Description
Requires: #4239
As elaborated in the permission controller's architecture documentation, its original purpose was to control access to RPC methods. To this end, we enshrined this responsibility within the current implementation of the permission controller in the form of the RestrictedMethod
permission type. In the almost 2.5 years since we began using this implementation, we (special credit to @Gudahtt) have determined that the RestrictedMethod
permission is misguided, and should be removed.

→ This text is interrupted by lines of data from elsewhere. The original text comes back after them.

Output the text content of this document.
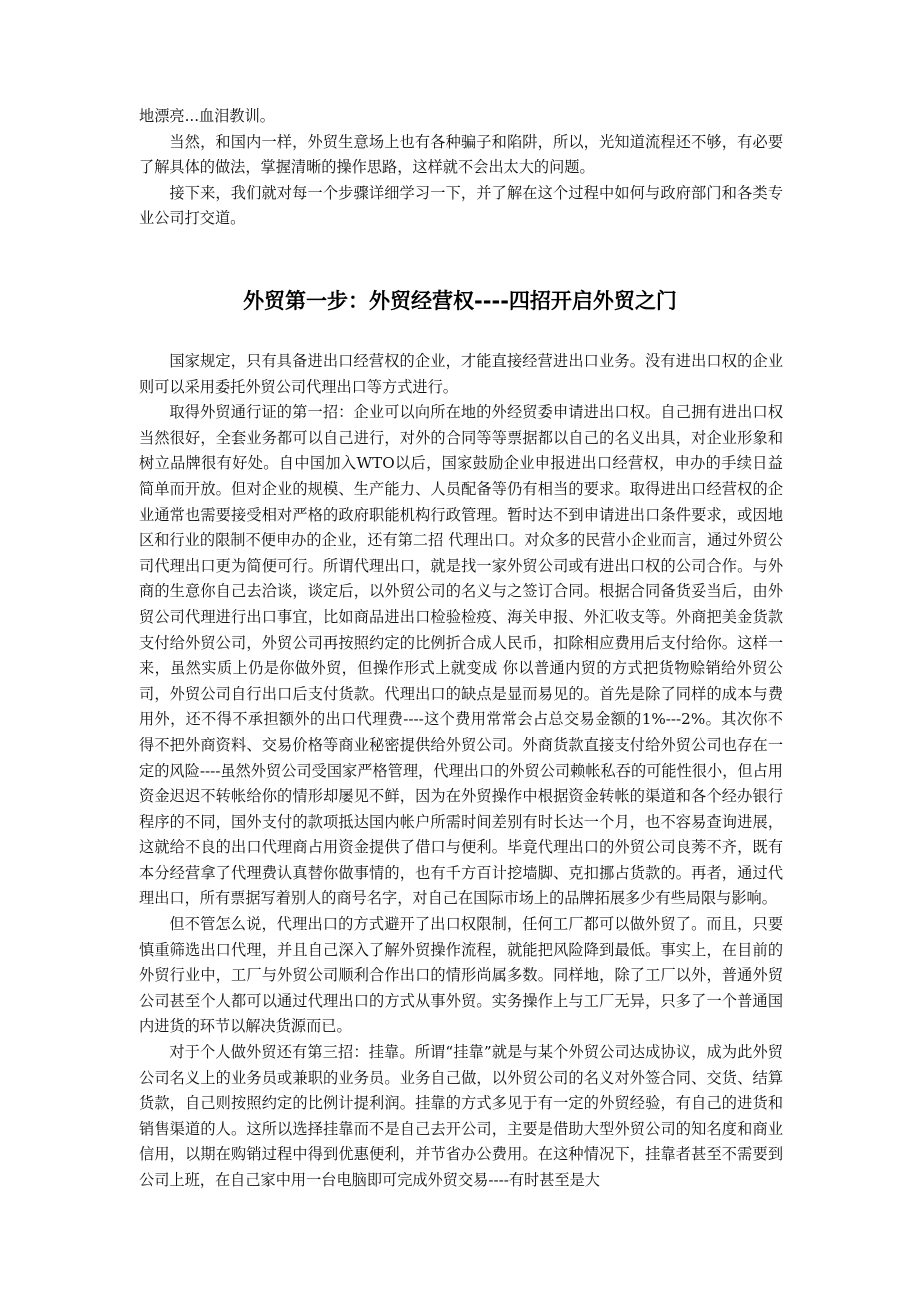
地漂亮...血泪教训。

当然，和国内一样，外贸生意场上也有各种骗子和陷阱，所以，光知道流程还不够，有必要了解具体的做法，掌握清晰的操作思路，这样就不会出太大的问题。

接下来，我们就对每一个步骤详细学习一下，并了解在这个过程中如何与政府部门和各类专业公司打交道。

外贸第一步：外贸经营权----四招开启外贸之门

国家规定，只有具备进出口经营权的企业，才能直接经营进出口业务。没有进出口权的企业则可以采用委托外贸公司代理出口等方式进行。

取得外贸通行证的第一招：企业可以向所在地的外经贸委申请进出口权。自己拥有进出口权当然很好，全套业务都可以自己进行，对外的合同等等票据都以自己的名义出具，对企业形象和树立品牌很有好处。自中国加入WTO以后，国家鼓励企业申报进出口经营权，申办的手续日益简单而开放。但对企业的规模、生产能力、人员配备等仍有相当的要求。取得进出口经营权的企业通常也需要接受相对严格的政府职能机构行政管理。暂时达不到申请进出口条件要求，或因地区和行业的限制不便申办的企业，还有第二招 代理出口。对众多的民营小企业而言，通过外贸公司代理出口更为简便可行。所谓代理出口，就是找一家外贸公司或有进出口权的公司合作。与外商的生意你自己去洽谈，谈定后，以外贸公司的名义与之签订合同。根据合同备货妥当后，由外贸公司代理进行出口事宜，比如商品进出口检验检疫、海关申报、外汇收支等。外商把美金货款支付给外贸公司，外贸公司再按照约定的比例折合成人民币，扣除相应费用后支付给你。这样一来，虽然实质上仍是你做外贸，但操作形式上就变成 你以普通内贸的方式把货物赊销给外贸公司，外贸公司自行出口后支付货款。代理出口的缺点是显而易见的。首先是除了同样的成本与费用外，还不得不承担额外的出口代理费----这个费用常常会占总交易金额的1%---2%。其次你不得不把外商资料、交易价格等商业秘密提供给外贸公司。外商货款直接支付给外贸公司也存在一定的风险----虽然外贸公司受国家严格管理，代理出口的外贸公司赖帐私吞的可能性很小，但占用资金迟迟不转帐给你的情形却屡见不鲜，因为在外贸操作中根据资金转帐的渠道和各个经办银行程序的不同，国外支付的款项抵达国内帐户所需时间差别有时长达一个月，也不容易查询进展，这就给不良的出口代理商占用资金提供了借口与便利。毕竟代理出口的外贸公司良莠不齐，既有本分经营拿了代理费认真替你做事情的，也有千方百计挖墙脚、克扣挪占货款的。再者，通过代理出口，所有票据写着别人的商号名字，对自己在国际市场上的品牌拓展多少有些局限与影响。

但不管怎么说，代理出口的方式避开了出口权限制，任何工厂都可以做外贸了。而且，只要慎重筛选出口代理，并且自己深入了解外贸操作流程，就能把风险降到最低。事实上，在目前的外贸行业中，工厂与外贸公司顺利合作出口的情形尚属多数。同样地，除了工厂以外，普通外贸公司甚至个人都可以通过代理出口的方式从事外贸。实务操作上与工厂无异，只多了一个普通国内进货的环节以解决货源而已。

对于个人做外贸还有第三招：挂靠。所谓“挂靠”就是与某个外贸公司达成协议，成为此外贸公司名义上的业务员或兼职的业务员。业务自己做，以外贸公司的名义对外签合同、交货、结算货款，自己则按照约定的比例计提利润。挂靠的方式多见于有一定的外贸经验，有自己的进货和销售渠道的人。这所以选择挂靠而不是自己去开公司，主要是借助大型外贸公司的知名度和商业信用，以期在购销过程中得到优惠便利，并节省办公费用。在这种情况下，挂靠者甚至不需要到公司上班，在自己家中用一台电脑即可完成外贸交易----有时甚至是大
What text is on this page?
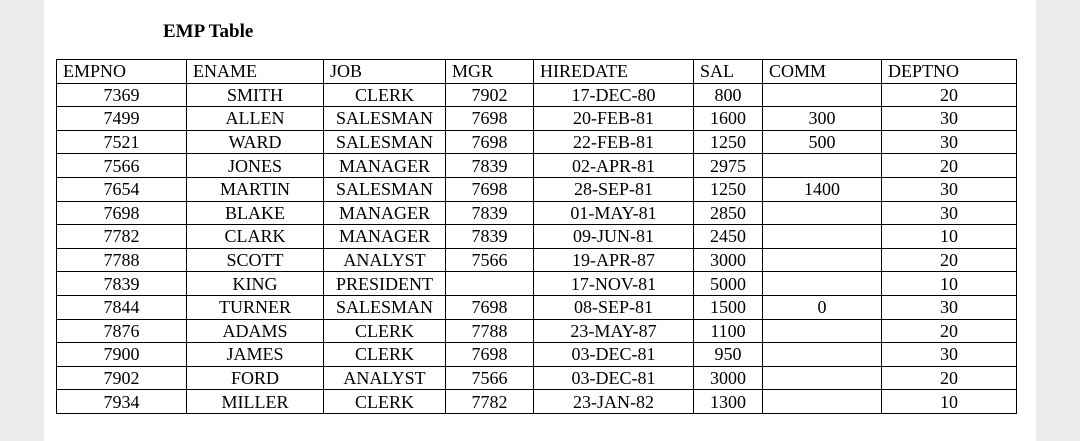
EMP Table
EMPNO	ENAME	JOB	MGR	HIREDATE	SAL	COMM	DEPTNO
7369	SMITH	CLERK	7902	17-DEC-80	800		20
7499	ALLEN	SALESMAN	7698	20-FEB-81	1600	300	30
7521	WARD	SALESMAN	7698	22-FEB-81	1250	500	30
7566	JONES	MANAGER	7839	02-APR-81	2975		20
7654	MARTIN	SALESMAN	7698	28-SEP-81	1250	1400	30
7698	BLAKE	MANAGER	7839	01-MAY-81	2850		30
7782	CLARK	MANAGER	7839	09-JUN-81	2450		10
7788	SCOTT	ANALYST	7566	19-APR-87	3000		20
7839	KING	PRESIDENT		17-NOV-81	5000		10
7844	TURNER	SALESMAN	7698	08-SEP-81	1500	0	30
7876	ADAMS	CLERK	7788	23-MAY-87	1100		20
7900	JAMES	CLERK	7698	03-DEC-81	950		30
7902	FORD	ANALYST	7566	03-DEC-81	3000		20
7934	MILLER	CLERK	7782	23-JAN-82	1300		10
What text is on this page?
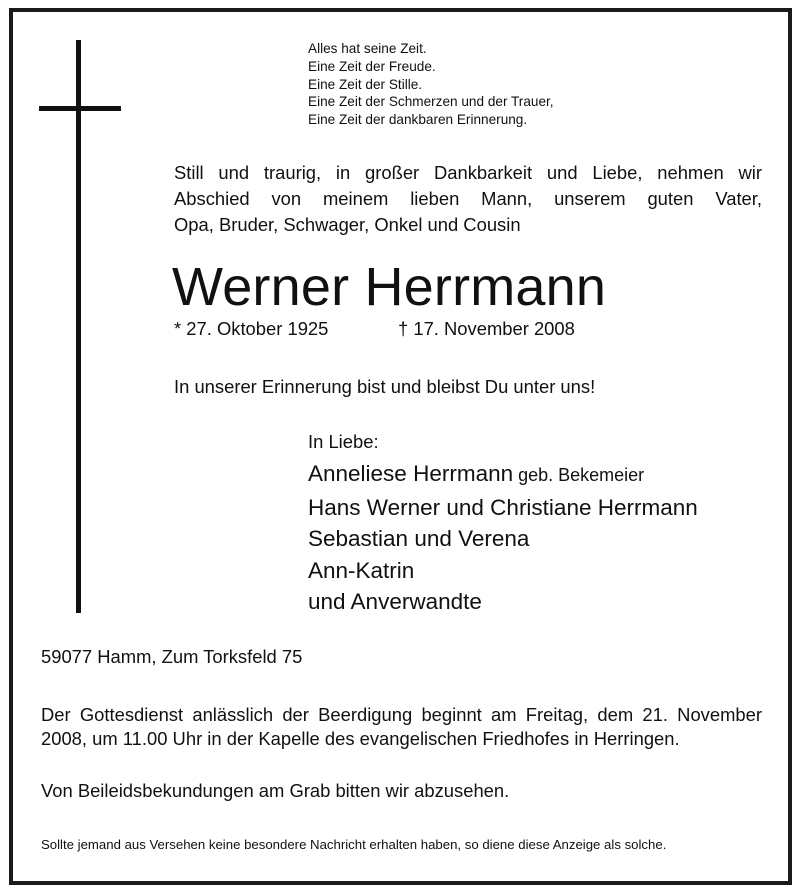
Alles hat seine Zeit.
Eine Zeit der Freude.
Eine Zeit der Stille.
Eine Zeit der Schmerzen und der Trauer,
Eine Zeit der dankbaren Erinnerung.
Still und traurig, in großer Dankbarkeit und Liebe, nehmen wir
Abschied von meinem lieben Mann, unserem guten Vater,
Opa, Bruder, Schwager, Onkel und Cousin
Werner Herrmann
* 27. Oktober 1925	† 17. November 2008
In unserer Erinnerung bist und bleibst Du unter uns!
In Liebe:
Anneliese Herrmann geb. Bekemeier
Hans Werner und Christiane Herrmann
Sebastian und Verena
Ann-Katrin
und Anverwandte
59077 Hamm, Zum Torksfeld 75
Der Gottesdienst anlässlich der Beerdigung beginnt am Freitag, dem 21. November
2008, um 11.00 Uhr in der Kapelle des evangelischen Friedhofes in Herringen.
Von Beileidsbekundungen am Grab bitten wir abzusehen.
Sollte jemand aus Versehen keine besondere Nachricht erhalten haben, so diene diese Anzeige als solche.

First, the RestrictedMethod
permission type adds significant complexity to the implementation of the permission controller. /restrictedmethod/i
is currently mentioned 46 times in the permission controller, and methods like executeRestrictedMethod
and imports like decorateWithCaveats
exist solely to support this permission type.
Second, and more importantly, although the RestrictedMethod
permission type is supposed to encapsulate the enforcement of RPC method permissions within the permission controller, this goal has never been, and can never be, accomplished. For one thing, RPC method implementations still need to ask the permission controller if an action is permitted or not. Yet, the controller cannot and should not assume responsibility of the entire RPC pipeline. For another thing, we have been making ad hoc mutations of permissions since the days of rpc-cap
, namely by editing the eth_accounts
array according to our needs.
In other words, the RestrictedMethod
permission type exists to uphold a lie at the cost of convoluting one of our most security-critical abstractions. The permission controller should have a single responsibility: at all times maintaining a valid permissions state. To that end, we should remove the RestrictedMethod
permission type, replacing it entirely with the use-case agnostic Endowment
permission type, and ultimately get rid of the notion of "permission types" entirely.